Sunday 20 November 2011

Gifts


I have just come back from a visit to my local town centre; depressing and enjoyable in equal measure.  Enjoyable because it was a bright, if somewhat cold, and it felt good to be among people busy with the routine excitement of a Saturday outing.  Depressing because of the forced jollity of the seasonal decorations that far from being a reason for good cheer somehow seemed to remind you that we needed it if only to counter a general mood of economic malaise.  

And so to shopping – not for the essentials but for those other things that allegedly brighten the day – gifts.  

Conventional wisdom has it that gifts are a wonderful thing. The recipient and the giver are both blessed, or so it is often believed. And buying gifts definitely benefits the retail sector and therefore  the economy. (Though as far as the economy goes, what’s important is that people spend their money on buying things. The giving of whatever has been bought as a gift is not necessary for any economic stimulus – unless it is a battery operated thingy, in which case it is good for the battery trade.

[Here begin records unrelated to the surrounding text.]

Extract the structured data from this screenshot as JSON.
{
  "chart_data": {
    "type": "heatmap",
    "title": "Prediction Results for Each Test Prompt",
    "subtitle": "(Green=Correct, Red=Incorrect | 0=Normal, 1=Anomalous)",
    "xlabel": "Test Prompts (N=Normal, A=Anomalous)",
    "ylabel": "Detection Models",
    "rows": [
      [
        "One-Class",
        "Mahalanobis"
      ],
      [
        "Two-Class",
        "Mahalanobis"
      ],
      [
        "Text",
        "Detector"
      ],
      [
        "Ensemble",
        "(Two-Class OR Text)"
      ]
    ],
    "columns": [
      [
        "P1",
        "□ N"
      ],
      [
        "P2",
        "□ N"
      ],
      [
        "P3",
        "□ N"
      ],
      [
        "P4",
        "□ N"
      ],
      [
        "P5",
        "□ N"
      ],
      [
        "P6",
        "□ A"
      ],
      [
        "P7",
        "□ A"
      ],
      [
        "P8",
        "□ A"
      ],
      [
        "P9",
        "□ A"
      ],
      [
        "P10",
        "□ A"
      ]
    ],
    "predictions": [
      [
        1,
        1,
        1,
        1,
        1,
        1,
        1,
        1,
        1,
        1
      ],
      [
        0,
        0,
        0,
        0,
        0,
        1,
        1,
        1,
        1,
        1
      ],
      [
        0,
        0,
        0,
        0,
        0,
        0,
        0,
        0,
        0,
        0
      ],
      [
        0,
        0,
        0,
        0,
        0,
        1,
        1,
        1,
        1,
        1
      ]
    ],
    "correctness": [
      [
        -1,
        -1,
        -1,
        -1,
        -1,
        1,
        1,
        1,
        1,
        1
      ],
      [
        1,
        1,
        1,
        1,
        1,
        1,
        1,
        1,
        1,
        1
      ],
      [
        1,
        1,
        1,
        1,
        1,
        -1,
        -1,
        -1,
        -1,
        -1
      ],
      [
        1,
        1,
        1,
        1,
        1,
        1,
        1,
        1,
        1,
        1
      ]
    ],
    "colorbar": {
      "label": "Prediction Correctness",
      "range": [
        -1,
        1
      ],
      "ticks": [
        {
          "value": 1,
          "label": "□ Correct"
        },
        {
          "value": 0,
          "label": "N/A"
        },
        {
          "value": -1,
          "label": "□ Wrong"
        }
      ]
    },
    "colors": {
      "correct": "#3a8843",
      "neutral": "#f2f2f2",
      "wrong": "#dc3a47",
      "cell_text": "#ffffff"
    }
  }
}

But conventional wisdom is subject to the corrosive effect of convention.  Routine and custom gives rise to perfunctory duty rather than joyous spontaneity in much the same way that familiarity breeds contempt.  Expectation of a gift leaves the recipient vindicated rather than fulfilled if the gift materialises at all and disappointed if it does not.  A sense of obligation to give converts what might have been a voluntary and joyous act into a reluctantly discharged duty.

In A Thousand Splendid Suns Khalid Hosseini describes the gifts that Jalil makes to his illegitimate daughter as ‘half-hearted tokens of penance, insincere, corrupt gestures meant more for his own appeasement than hers..’; ouch!

With marriages, anniversaries, birthdays, Divali, and now Christmas, not to mention special days like father’s day, mothers day and the soon –to-come new year’s day presenting not-to-be-missed opportunities for giving and receiving , the potential for trouble is immense. The appropriate gift must be chosen, bought, packaged and presented with the right element  of generosity. The recipient has to show the right degree of surprised pleasure taking great care to hide any disappointment at the choice of gift. 

Altogether too many opportunities for getting things wrong with serious consequences for 
social and family relationships.

A few of us discussed this over dinner one day and came up with a set of Rules of Gifts (based loosely on Isaac Asimov’s rules of robotics). I propose that universal acceptance of these rules  will promote harmony, reduce conflict and enhance relationships.
Rule 1. The potential Giver has the right but not the obligation to make a gift.
Rule 2. Once a Gift has been given, the Recipient has sole rights over its fate.
Rule 3. The Receiver has a duty to accept the gift in the spirit in which it is given but has no further obligation to the Giver.
Rule 4. All other parties are irrelevant to the transfer of the gift from the giver to the receiver.

And that is my gift to the thorny problem of gift-giving.